Media terus memberitakan kondisi Ibu Ani. Dan, Sabtu (1 Juni 2019) pukul 11.50 waktu Singapura, Ibu Ani pergi selamanya akibat kanker darah. Innalilahi wa inna ilaihi rojiun.
Kabar duka cita cepat menyebar. Petang hari itu, menjelang buka puasa Ramadhan, saya diminta MetroTV sebagai narasumber siaran langsung, sejak jenazah akan diberangkatkan dari Singapura hingga ke bandar udara Halim Perdana Kesuma, Jakarta. Siaran langsung selama sekitar tiga jam tersebut mengenang sosok Ibu Ani semasa hidup.
Keesokan harinya, Ahad (2 Juni) pagi, saya dan Pak Sutiyoso narasumber di TVOne dalam acara mengenang Ibu Ani. Saat itu, jenazah sudah di Cikeas. Saya menceritakan berbagai kesan tentang Almarhumah, termasuk ketika Pak SBY, Ibu Ani, dan kami makan di pinggir jalan di Warung Bu Sadinem di Ngawi.

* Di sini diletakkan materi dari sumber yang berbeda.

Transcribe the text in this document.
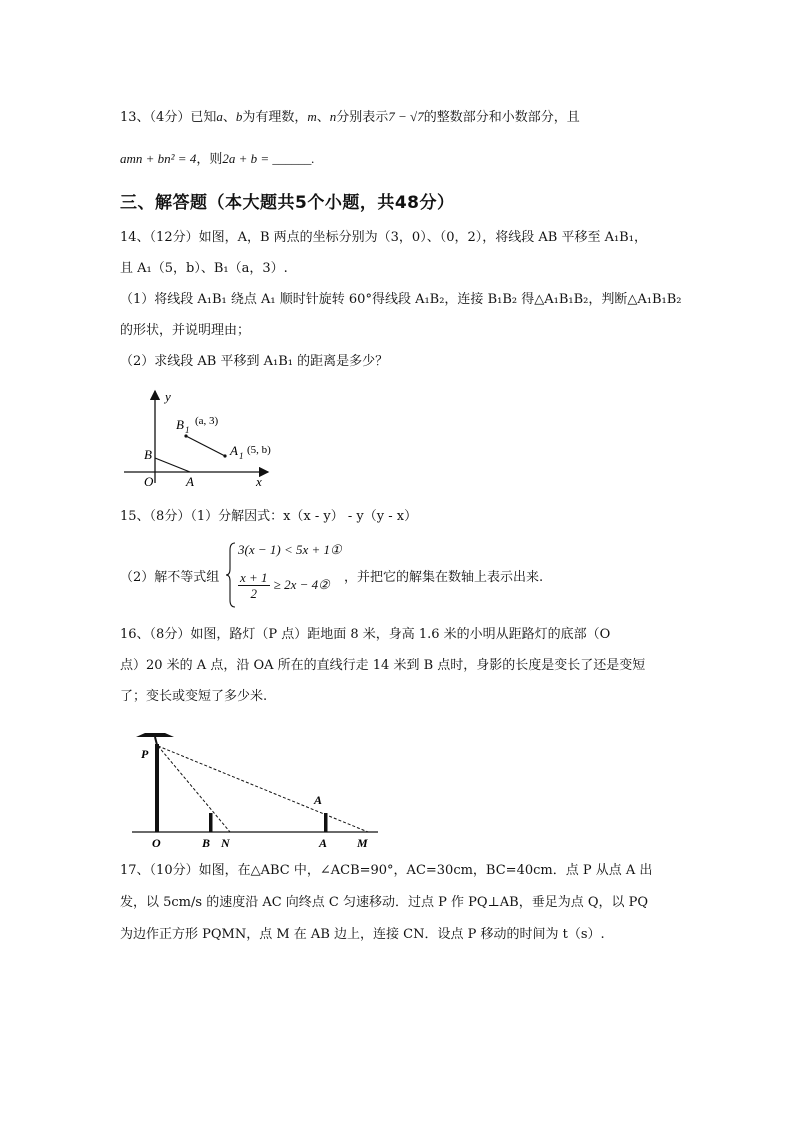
13、（4分）已知a、b为有理数，m、n分别表示7 − √7的整数部分和小数部分，且
amn + bn² = 4，则2a + b = ______.
三、解答题（本大题共5个小题，共48分）
14、（12分）如图，A，B 两点的坐标分别为（3，0）、（0，2），将线段 AB 平移至 A₁B₁，
且 A₁（5，b）、B₁（a，3）.
（1）将线段 A₁B₁ 绕点 A₁ 顺时针旋转 60°得线段 A₁B₂，连接 B₁B₂ 得△A₁B₁B₂，判断△A₁B₁B₂
的形状，并说明理由；
（2）求线段 AB 平移到 A₁B₁ 的距离是多少？
y
x
O
B
A
B 1
(a, 3)
A 1 (5, b)
15、（8分）（1）分解因式：x（x - y） - y（y - x）
（2）解不等式组
3(x − 1) < 5x + 1①
$\frac{x + 1}{2} \ge 2x$ − 4② ，并把它的解集在数轴上表示出来.
16、（8分）如图，路灯（P 点）距地面 8 米，身高 1.6 米的小明从距路灯的底部（O
点）20 米的 A 点，沿 OA 所在的直线行走 14 米到 B 点时，身影的长度是变长了还是变短
了；变长或变短了多少米.
P
A
O	B N	A M
17、（10分）如图，在△ABC 中，∠ACB=90°，AC=30cm，BC=40cm．点 P 从点 A 出
发，以 5cm/s 的速度沿 AC 向终点 C 匀速移动．过点 P 作 PQ⊥AB，垂足为点 Q，以 PQ
为边作正方形 PQMN，点 M 在 AB 边上，连接 CN．设点 P 移动的时间为 t（s）.
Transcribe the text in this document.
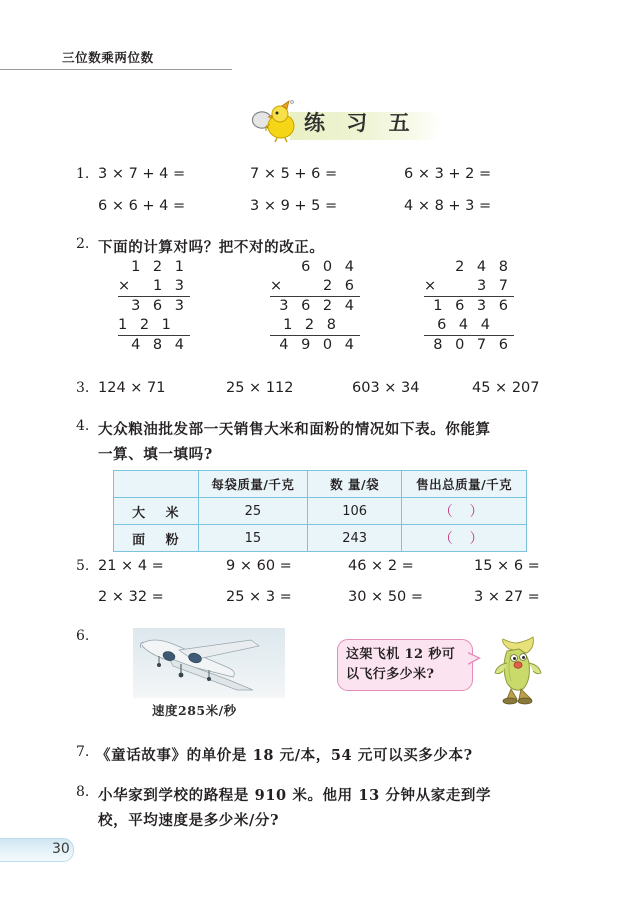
三位数乘两位数
练 习 五
1. 3 × 7 + 4 =	7 × 5 + 6 =	6 × 3 + 2 =
6 × 6 + 4 =	3 × 9 + 5 =	4 × 8 + 3 =
2. 下面的计算对吗？把不对的改正。
1 2 1
× 1 3
3 6 3
1 2 1
4 8 4
6 0 4
×	2 6
3 6 2 4
1 2 8
4 9 0 4
2 4 8
×	3 7
1 6 3 6
6 4 4
8 0 7 6
3. 124 × 71	25 × 112	603 × 34	45 × 207
4. 大众粮油批发部一天销售大米和面粉的情况如下表。你能算
一算、填一填吗?
	每袋质量/千克	数 量/袋	售出总质量/千克
大 米	25	106	（ ）
面 粉	15	243	（ ）
5. 21 × 4 =	9 × 60 =	46 × 2 =	15 × 6 =
2 × 32 =	25 × 3 =	30 × 50 =	3 × 27 =
6.
速度285米/秒
这架飞机 12 秒可
以飞行多少米?
7. 《童话故事》的单价是 18 元/本，54 元可以买多少本?
8. 小华家到学校的路程是 910 米。他用 13 分钟从家走到学
校，平均速度是多少米/分?
30
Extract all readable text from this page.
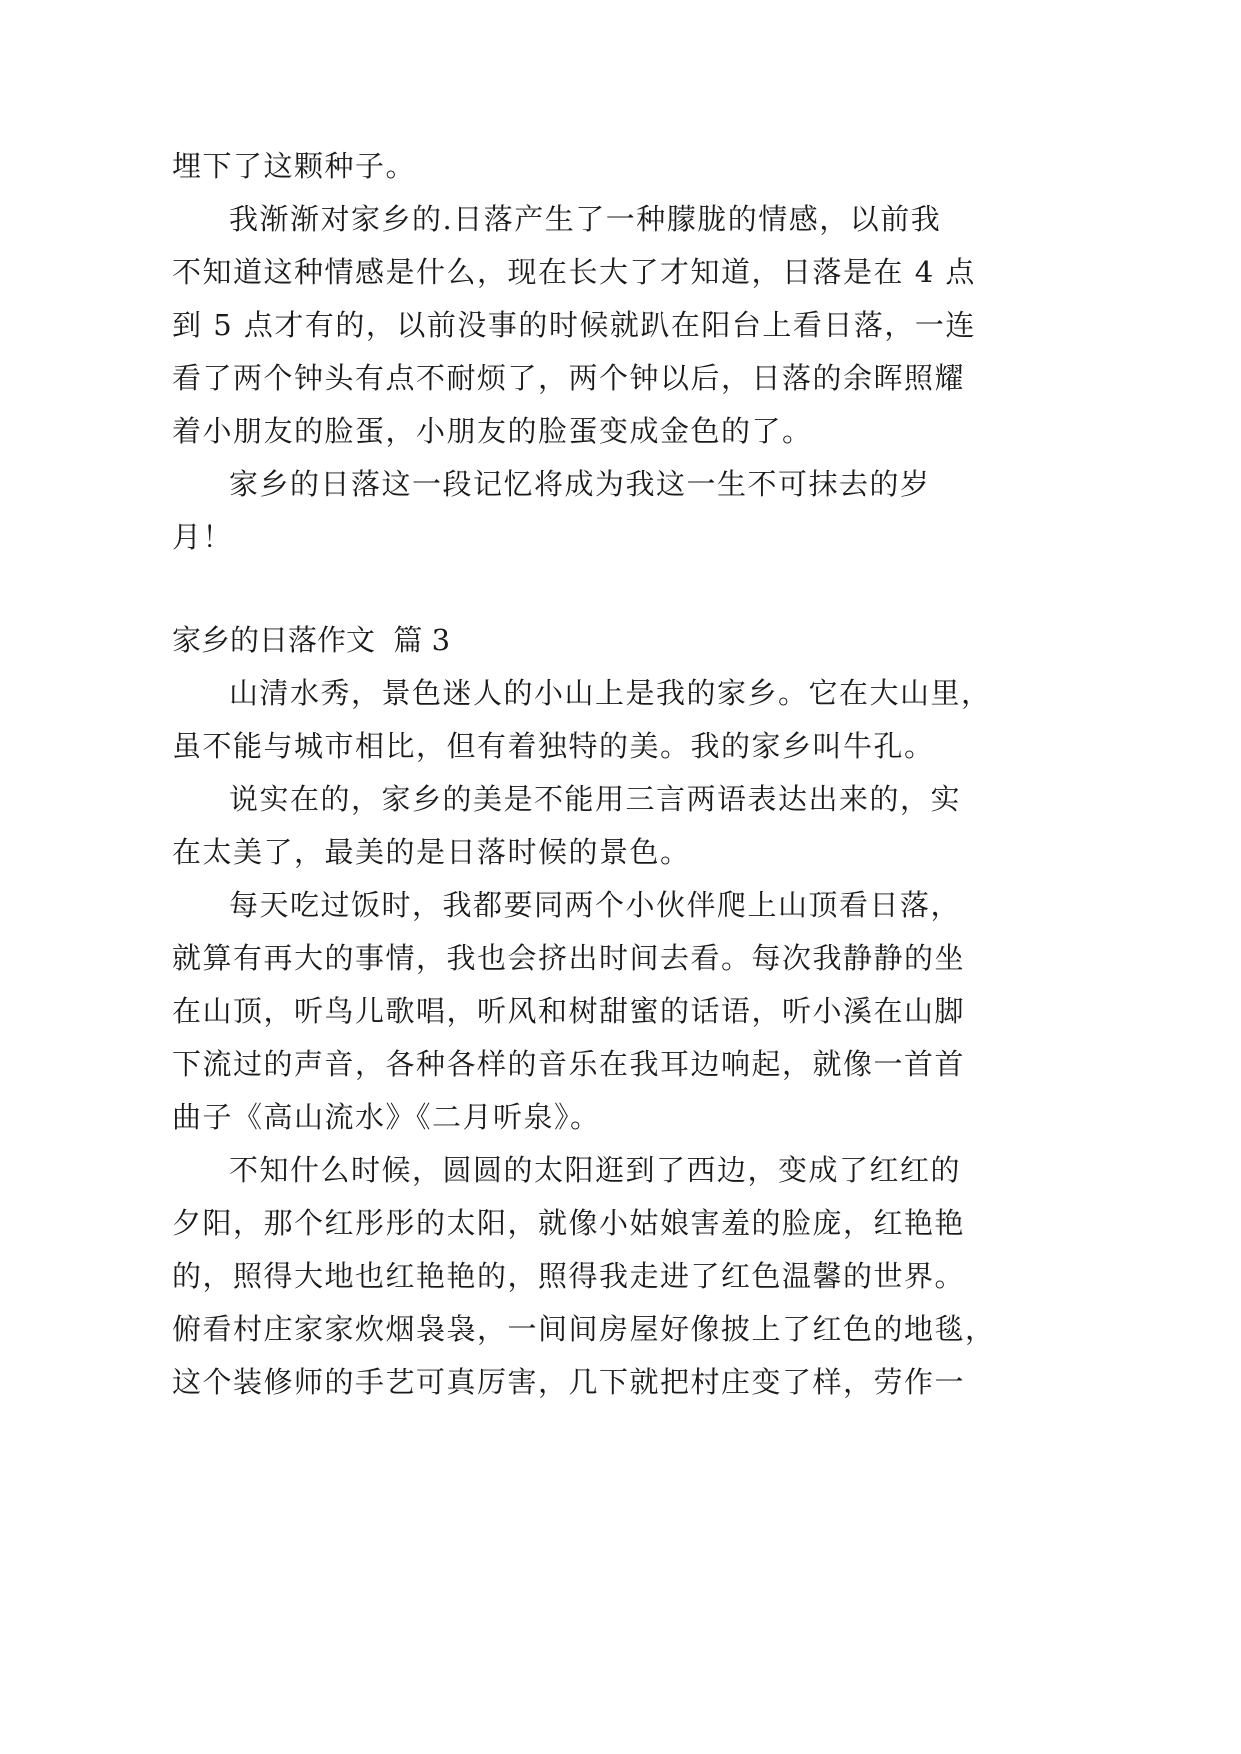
埋下了这颗种子。

我渐渐对家乡的.日落产生了一种朦胧的情感，以前我

不知道这种情感是什么，现在长大了才知道，日落是在 4 点

到 5 点才有的，以前没事的时候就趴在阳台上看日落，一连

看了两个钟头有点不耐烦了，两个钟以后，日落的余晖照耀

着小朋友的脸蛋，小朋友的脸蛋变成金色的了。

家乡的日落这一段记忆将成为我这一生不可抹去的岁

月！

家乡的日落作文  篇 3

山清水秀，景色迷人的小山上是我的家乡。它在大山里，

虽不能与城市相比，但有着独特的美。我的家乡叫牛孔。

说实在的，家乡的美是不能用三言两语表达出来的，实

在太美了，最美的是日落时候的景色。

每天吃过饭时，我都要同两个小伙伴爬上山顶看日落，

就算有再大的事情，我也会挤出时间去看。每次我静静的坐

在山顶，听鸟儿歌唱，听风和树甜蜜的话语，听小溪在山脚

下流过的声音，各种各样的音乐在我耳边响起，就像一首首

曲子《高山流水》《二月听泉》。

不知什么时候，圆圆的太阳逛到了西边，变成了红红的

夕阳，那个红彤彤的太阳，就像小姑娘害羞的脸庞，红艳艳

的，照得大地也红艳艳的，照得我走进了红色温馨的世界。

俯看村庄家家炊烟袅袅，一间间房屋好像披上了红色的地毯，

这个装修师的手艺可真厉害，几下就把村庄变了样，劳作一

Juga semasa tinggal di rumah dinas Brigif Linud 17 Kujang 1 Kostrad di Bandung. Rumah tersebut kecil dan berdinding tepas bambu, yang beberapa di antaranya sudah rusak. Ibu Ani menempel dinding rusak dengan kertas koran. Saat itu dua putranya, Agus Harimurti dan Edhie Baskoro, masih kecil. Jatah makanan tidak dimakan Pak SBY di kantor, melainkan membawanya ke rumah untuk istri dan anak-anaknya.
Saya mengenal Pak SBY semasa Menko Polhukam, jauh sebelum pencalonannya sebagai Presiden, Pilpres 2004. Kami mengundang Pak SBY dan Ibu Ani ke redaksi Surat Kabar Republika. Sering berdialog isu-isu politik terkini, demokrasi, dan posisi TNI setelah reformasi.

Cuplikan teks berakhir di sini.